Interfacial tension (IFT) is one of the key parameters governing multiphase flow in reservoir. One of standard IFT measurement techniques is pendant drop shape analysis, which includes an acquisition of the drop snapshots in visible light. Hence, the method is limited by optical transparency of an external fluid. Here we present a new approach, which is free from this limitation. It uses X-rays as an illumination source and provides a number of advantages and additional opportunities in the study of fluid interface behavior. Proposed method includes a drop generation inside a uniquely designed X-ray transparent cell for high pressure and temperature (HPHT) measurements placed inside an X-ray scanner and imaging of its evolution with time till equilibrium state. Since X-ray images significantly differ from the classical optical ones, a novel algorithm was developed for accurate drop shape detection and further mathematical processing for IFT value calculation. As a result, an IFT value evolution curve for a pair of fluids is obtained. Depending on relative densities of the fluids, different experimental schemes can be implemented: pendant or rising drop. The method was validated on various neat fluids with well-known IFT values and then was successfully applied for different real fluids systems.
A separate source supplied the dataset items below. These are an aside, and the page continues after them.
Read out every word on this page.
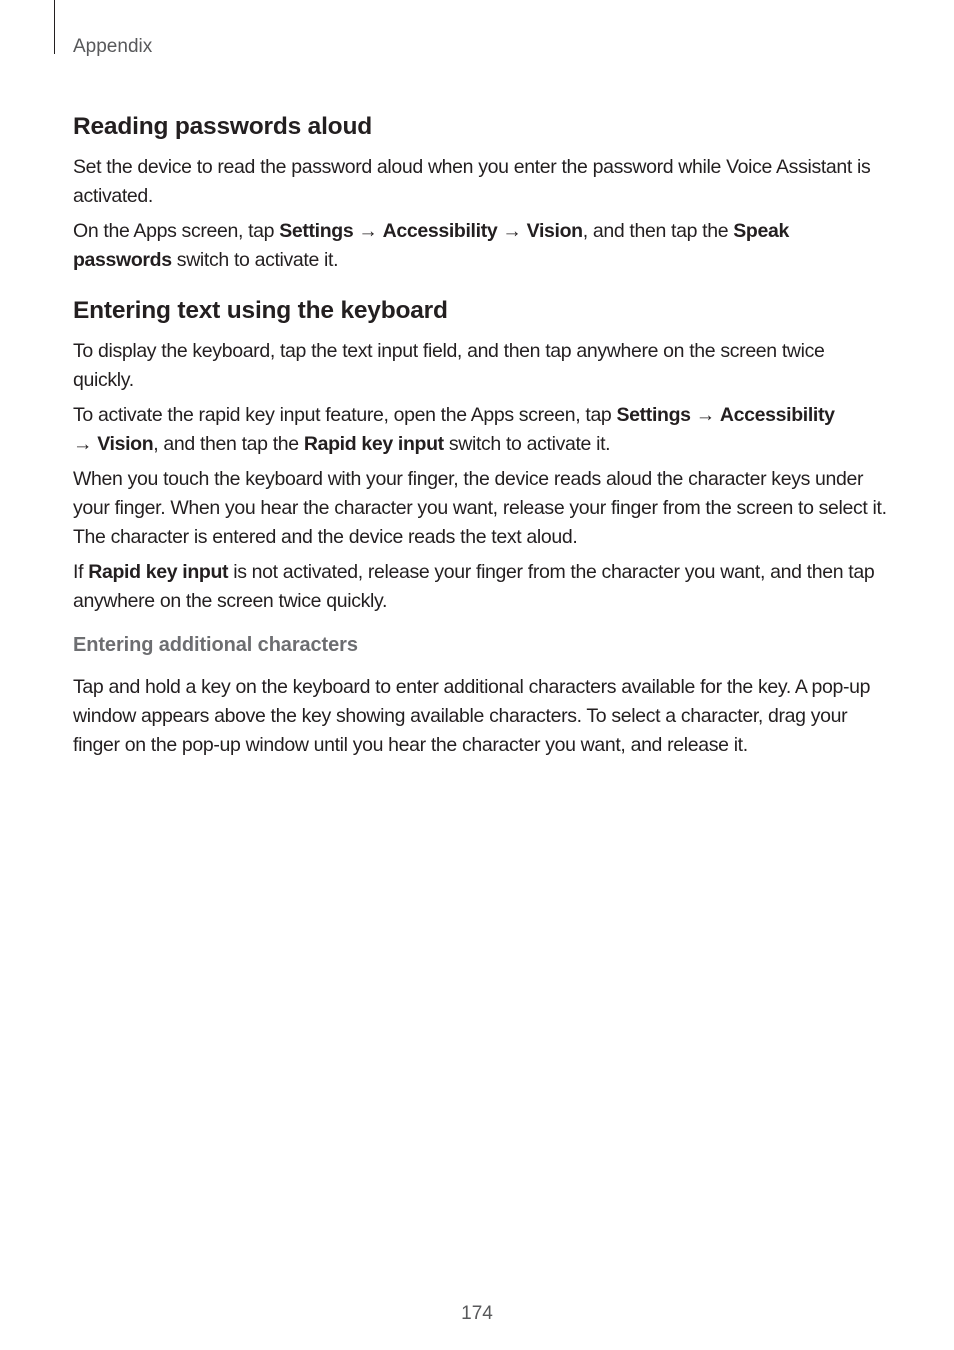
Appendix
Reading passwords aloud

Set the device to read the password aloud when you enter the password while Voice Assistant is activated.

On the Apps screen, tap Settings → Accessibility → Vision, and then tap the Speak passwords switch to activate it.

Entering text using the keyboard

To display the keyboard, tap the text input field, and then tap anywhere on the screen twice quickly.

To activate the rapid key input feature, open the Apps screen, tap Settings → Accessibility
→ Vision, and then tap the Rapid key input switch to activate it.

When you touch the keyboard with your finger, the device reads aloud the character keys under your finger. When you hear the character you want, release your finger from the screen to select it. The character is entered and the device reads the text aloud.

If Rapid key input is not activated, release your finger from the character you want, and then tap anywhere on the screen twice quickly.

Entering additional characters

Tap and hold a key on the keyboard to enter additional characters available for the key. A pop-up window appears above the key showing available characters. To select a character, drag your finger on the pop-up window until you hear the character you want, and release it.

174
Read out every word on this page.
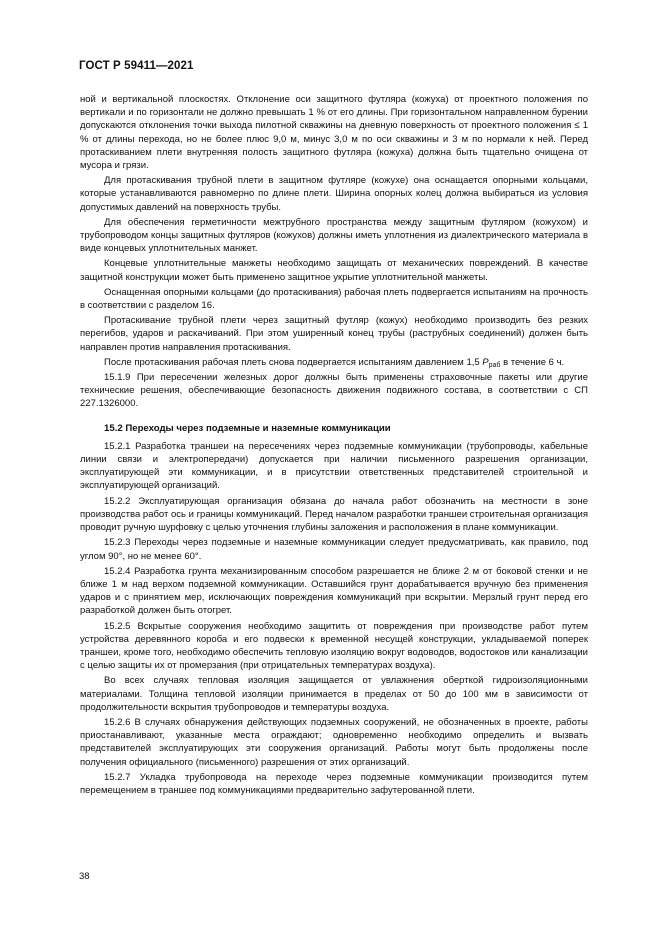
ГОСТ Р 59411—2021

ной и вертикальной плоскостях. Отклонение оси защитного футляра (кожуха) от проектного положения по вертикали и по горизонтали не должно превышать 1 % от его длины. При горизонтальном направленном бурении допускаются отклонения точки выхода пилотной скважины на дневную поверхность от проектного положения ≤ 1 % от длины перехода, но не более плюс 9,0 м, минус 3,0 м по оси скважины и 3 м по нормали к ней. Перед протаскиванием плети внутренняя полость защитного футляра (кожуха) должна быть тщательно очищена от мусора и грязи.

Для протаскивания трубной плети в защитном футляре (кожухе) она оснащается опорными кольцами, которые устанавливаются равномерно по длине плети. Ширина опорных колец должна выбираться из условия допустимых давлений на поверхность трубы.

Для обеспечения герметичности межтрубного пространства между защитным футляром (кожухом) и трубопроводом концы защитных футляров (кожухов) должны иметь уплотнения из диэлектрического материала в виде концевых уплотнительных манжет.

Концевые уплотнительные манжеты необходимо защищать от механических повреждений. В качестве защитной конструкции может быть применено защитное укрытие уплотнительной манжеты.

Оснащенная опорными кольцами (до протаскивания) рабочая плеть подвергается испытаниям на прочность в соответствии с разделом 16.

Протаскивание трубной плети через защитный футляр (кожух) необходимо производить без резких перегибов, ударов и раскачиваний. При этом уширенный конец трубы (раструбных соединений) должен быть направлен против направления протаскивания.

После протаскивания рабочая плеть снова подвергается испытаниям давлением 1,5 $P_{раб}$ в течение 6 ч.

15.1.9 При пересечении железных дорог должны быть применены страховочные пакеты или другие технические решения, обеспечивающие безопасность движения подвижного состава, в соответствии с СП 227.1326000.

15.2 Переходы через подземные и наземные коммуникации

15.2.1 Разработка траншеи на пересечениях через подземные коммуникации (трубопроводы, кабельные линии связи и электропередачи) допускается при наличии письменного разрешения организации, эксплуатирующей эти коммуникации, и в присутствии ответственных представителей строительной и эксплуатирующей организаций.

15.2.2 Эксплуатирующая организация обязана до начала работ обозначить на местности в зоне производства работ ось и границы коммуникаций. Перед началом разработки траншеи строительная организация проводит ручную шурфовку с целью уточнения глубины заложения и расположения в плане коммуникации.

15.2.3 Переходы через подземные и наземные коммуникации следует предусматривать, как правило, под углом 90°, но не менее 60°.

15.2.4 Разработка грунта механизированным способом разрешается не ближе 2 м от боковой стенки и не ближе 1 м над верхом подземной коммуникации. Оставшийся грунт дорабатывается вручную без применения ударов и с принятием мер, исключающих повреждения коммуникаций при вскрытии. Мерзлый грунт перед его разработкой должен быть отогрет.

15.2.5 Вскрытые сооружения необходимо защитить от повреждения при производстве работ путем устройства деревянного короба и его подвески к временной несущей конструкции, укладываемой поперек траншеи, кроме того, необходимо обеспечить тепловую изоляцию вокруг водоводов, водостоков или канализации с целью защиты их от промерзания (при отрицательных температурах воздуха).

Во всех случаях тепловая изоляция защищается от увлажнения оберткой гидроизоляционными материалами. Толщина тепловой изоляции принимается в пределах от 50 до 100 мм в зависимости от продолжительности вскрытия трубопроводов и температуры воздуха.

15.2.6 В случаях обнаружения действующих подземных сооружений, не обозначенных в проекте, работы приостанавливают, указанные места ограждают; одновременно необходимо определить и вызвать представителей эксплуатирующих эти сооружения организаций. Работы могут быть продолжены после получения официального (письменного) разрешения от этих организаций.

15.2.7 Укладка трубопровода на переходе через подземные коммуникации производится путем перемещением в траншее под коммуникациями предварительно зафутерованной плети.

38
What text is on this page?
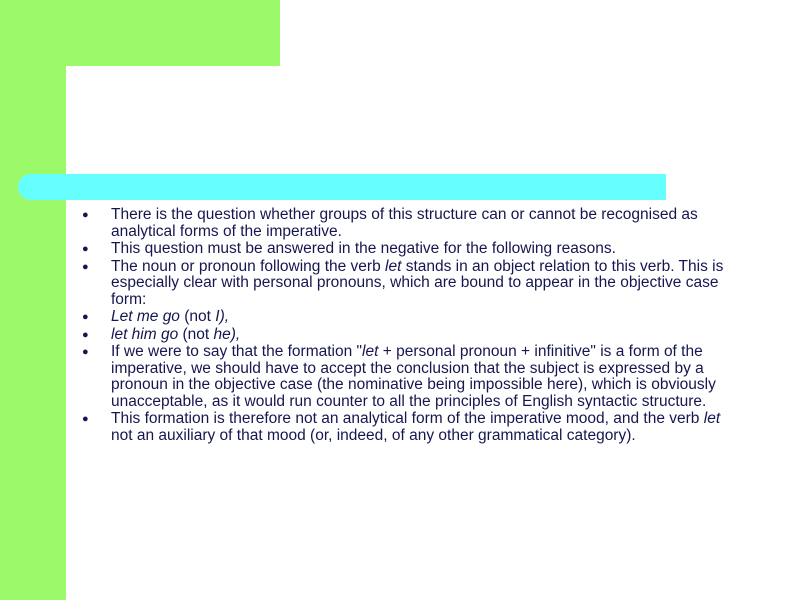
● There is the question whether groups of this structure can or cannot be recognised as analytical forms of the imperative.
● This question must be answered in the negative for the following reasons.
● The noun or pronoun following the verb let stands in an object relation to this verb. This is especially clear with personal pronouns, which are bound to appear in the objective case form:
● Let me go (not I),
● let him go (not he),
● If we were to say that the formation "let + personal pronoun + infinitive" is a form of the imperative, we should have to accept the conclusion that the subject is expressed by a pronoun in the objective case (the nominative being impossible here), which is obviously unacceptable, as it would run counter to all the principles of English syntactic structure.
● This formation is therefore not an analytical form of the imperative mood, and the verb let not an auxiliary of that mood (or, indeed, of any other grammatical category).
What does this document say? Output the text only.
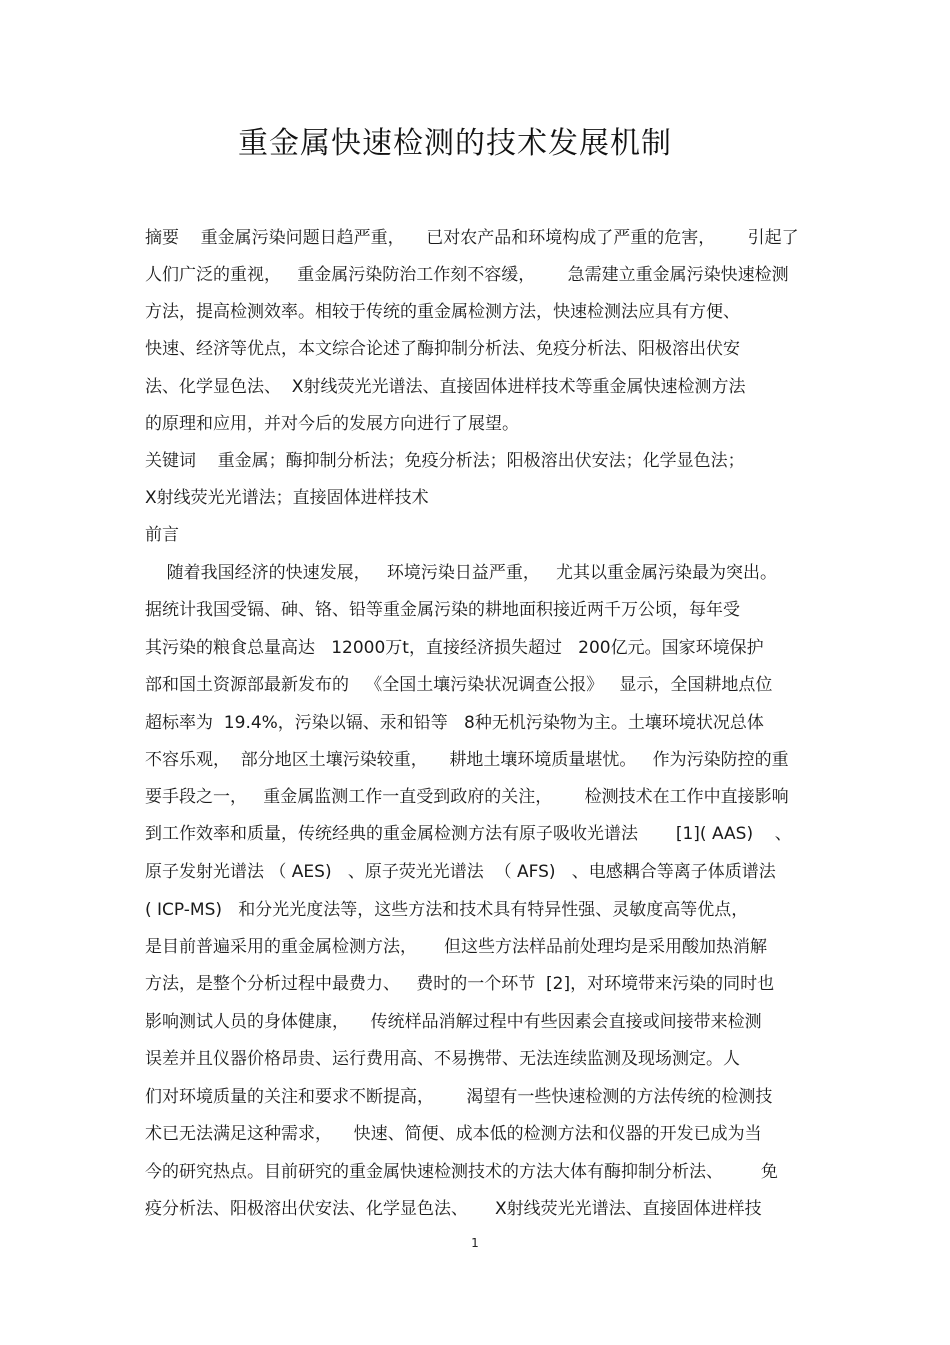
重金属快速检测的技术发展机制
摘要    重金属污染问题日趋严重，    已对农产品和环境构成了严重的危害，      引起了
人们广泛的重视，   重金属污染防治工作刻不容缓，      急需建立重金属污染快速检测
方法，提高检测效率。相较于传统的重金属检测方法，快速检测法应具有方便、
快速、经济等优点，本文综合论述了酶抑制分析法、免疫分析法、阳极溶出伏安
法、化学显色法、  X射线荧光光谱法、直接固体进样技术等重金属快速检测方法
的原理和应用，并对今后的发展方向进行了展望。
关键词    重金属；酶抑制分析法；免疫分析法；阳极溶出伏安法；化学显色法；
X射线荧光光谱法；直接固体进样技术
前言
随着我国经济的快速发展，   环境污染日益严重，   尤其以重金属污染最为突出。
据统计我国受镉、砷、铬、铅等重金属污染的耕地面积接近两千万公顷，每年受
其污染的粮食总量高达   12000万t，直接经济损失超过   200亿元。国家环境保护
部和国土资源部最新发布的   《全国土壤污染状况调查公报》   显示，全国耕地点位
超标率为  19.4%，污染以镉、汞和铅等   8种无机污染物为主。土壤环境状况总体
不容乐观，  部分地区土壤污染较重，    耕地土壤环境质量堪忧。   作为污染防控的重
要手段之一，   重金属监测工作一直受到政府的关注，      检测技术在工作中直接影响
到工作效率和质量，传统经典的重金属检测方法有原子吸收光谱法       [1]( AAS)    、
原子发射光谱法 （ AES)   、原子荧光光谱法  （ AFS)   、电感耦合等离子体质谱法
( ICP-MS)   和分光光度法等，这些方法和技术具有特异性强、灵敏度高等优点，
是目前普遍采用的重金属检测方法，     但这些方法样品前处理均是采用酸加热消解
方法，是整个分析过程中最费力、   费时的一个环节  [2]，对环境带来污染的同时也
影响测试人员的身体健康，    传统样品消解过程中有些因素会直接或间接带来检测
误差并且仪器价格昂贵、运行费用高、不易携带、无法连续监测及现场测定。人
们对环境质量的关注和要求不断提高，      渴望有一些快速检测的方法传统的检测技
术已无法满足这种需求，    快速、简便、成本低的检测方法和仪器的开发已成为当
今的研究热点。目前研究的重金属快速检测技术的方法大体有酶抑制分析法、       免
疫分析法、阳极溶出伏安法、化学显色法、     X射线荧光光谱法、直接固体进样技
1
This work demonstrates the unique laboratory studies carried out on different liquid-fluid systems showing that the developed methodology works well at elevated pressure and temperature conditions. The developed method unlocks the possibility for an appropriate IFT measurements in surfactant-rich oil-water systems as well as in systems near the phase transition such as gas-condensates at a wide range of thermobaric reservoir conditions and increases feasibility of HPHT measurements due to simplification of the measuring system design.